Week 3: Background Notes for Lab 2 (also useful for Lab1)-


Digital Signal Processing

Digital signal processing (DSP) is now a ubiquitous part of our lives, most obviously in the
entertainment industry (CDs, DVDs etc), but also in many other areas such as communica-
tions technology, science, and medicine. The essential feature of DSP is that a continuous
signal (music, voice, etc), instead of being recorded continuously as it would be on an audio
tape, is “discretely sampled.” This means that one obtains a data points that are a set of
instantaneous measurements of the signal at different times. If sufficient points are measured
per period of the signal, a very good approximation to its spectrum can be obtained. This
handout explains a bit about how one adapts Fourier methods to deal with this kind of data.
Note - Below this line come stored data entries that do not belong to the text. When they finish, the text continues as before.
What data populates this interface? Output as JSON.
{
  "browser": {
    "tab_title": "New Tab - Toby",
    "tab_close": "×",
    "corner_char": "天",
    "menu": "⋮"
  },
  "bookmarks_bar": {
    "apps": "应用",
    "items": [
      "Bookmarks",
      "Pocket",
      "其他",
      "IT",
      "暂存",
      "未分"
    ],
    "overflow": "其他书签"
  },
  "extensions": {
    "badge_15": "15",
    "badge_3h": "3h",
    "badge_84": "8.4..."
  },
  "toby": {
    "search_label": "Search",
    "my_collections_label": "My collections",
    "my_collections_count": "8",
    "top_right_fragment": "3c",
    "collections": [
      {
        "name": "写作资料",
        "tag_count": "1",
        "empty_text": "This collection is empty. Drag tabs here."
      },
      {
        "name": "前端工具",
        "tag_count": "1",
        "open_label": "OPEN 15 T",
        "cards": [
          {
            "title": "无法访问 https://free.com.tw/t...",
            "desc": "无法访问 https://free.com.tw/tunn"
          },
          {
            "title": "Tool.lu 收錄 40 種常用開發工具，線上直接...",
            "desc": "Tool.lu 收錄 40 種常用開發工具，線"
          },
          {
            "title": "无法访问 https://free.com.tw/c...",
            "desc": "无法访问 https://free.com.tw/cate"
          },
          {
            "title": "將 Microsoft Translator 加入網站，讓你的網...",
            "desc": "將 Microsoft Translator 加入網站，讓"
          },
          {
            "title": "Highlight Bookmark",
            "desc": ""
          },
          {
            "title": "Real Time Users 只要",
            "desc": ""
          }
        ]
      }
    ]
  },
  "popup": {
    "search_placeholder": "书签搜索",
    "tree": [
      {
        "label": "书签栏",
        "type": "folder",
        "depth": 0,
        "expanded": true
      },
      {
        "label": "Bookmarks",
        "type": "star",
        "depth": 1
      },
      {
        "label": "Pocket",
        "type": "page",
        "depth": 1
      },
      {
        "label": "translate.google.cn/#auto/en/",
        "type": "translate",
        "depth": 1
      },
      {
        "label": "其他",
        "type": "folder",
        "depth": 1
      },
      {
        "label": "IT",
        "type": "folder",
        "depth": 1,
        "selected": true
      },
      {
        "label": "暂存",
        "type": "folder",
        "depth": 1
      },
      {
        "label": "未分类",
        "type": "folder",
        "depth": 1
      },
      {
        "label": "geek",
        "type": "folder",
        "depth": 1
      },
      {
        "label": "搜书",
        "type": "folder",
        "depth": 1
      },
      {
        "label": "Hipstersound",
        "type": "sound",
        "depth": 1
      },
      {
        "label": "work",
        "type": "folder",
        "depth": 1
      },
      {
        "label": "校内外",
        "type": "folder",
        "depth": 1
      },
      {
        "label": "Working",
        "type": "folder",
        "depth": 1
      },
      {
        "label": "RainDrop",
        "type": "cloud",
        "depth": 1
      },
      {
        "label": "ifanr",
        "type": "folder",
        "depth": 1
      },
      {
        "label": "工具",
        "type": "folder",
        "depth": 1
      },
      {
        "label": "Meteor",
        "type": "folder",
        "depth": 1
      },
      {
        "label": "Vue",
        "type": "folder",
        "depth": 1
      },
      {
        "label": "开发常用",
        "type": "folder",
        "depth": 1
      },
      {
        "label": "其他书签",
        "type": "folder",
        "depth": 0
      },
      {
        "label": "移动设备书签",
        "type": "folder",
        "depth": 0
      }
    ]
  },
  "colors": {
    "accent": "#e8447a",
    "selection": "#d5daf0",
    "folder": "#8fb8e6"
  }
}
Additional information is available in Hobbie Sections 11.4 and 11.5

A typical discretely sampled data set (for a function of time f (t)) consists of N data points
measured with equal time spacing ∆t between each point. We will index each point by j so
that the data points are f (tj ) = fj with tj = j∆t for 0 ≤ j ≤ N − 1

Δt

t0 t1 t2 ………. tj ………. tN-2 tN-1

SKETCH OF DISCRETE DATA

This defines a total measurement time T = N ∆t. The trick with discrete Fourier transform
methods is to deal with the fact that one doesn’t have information about the function for
all times −∞ < t + ∞. One therefore effectively assumes that the signal is periodic with
period T , and does a Fourier Series analysis based on that.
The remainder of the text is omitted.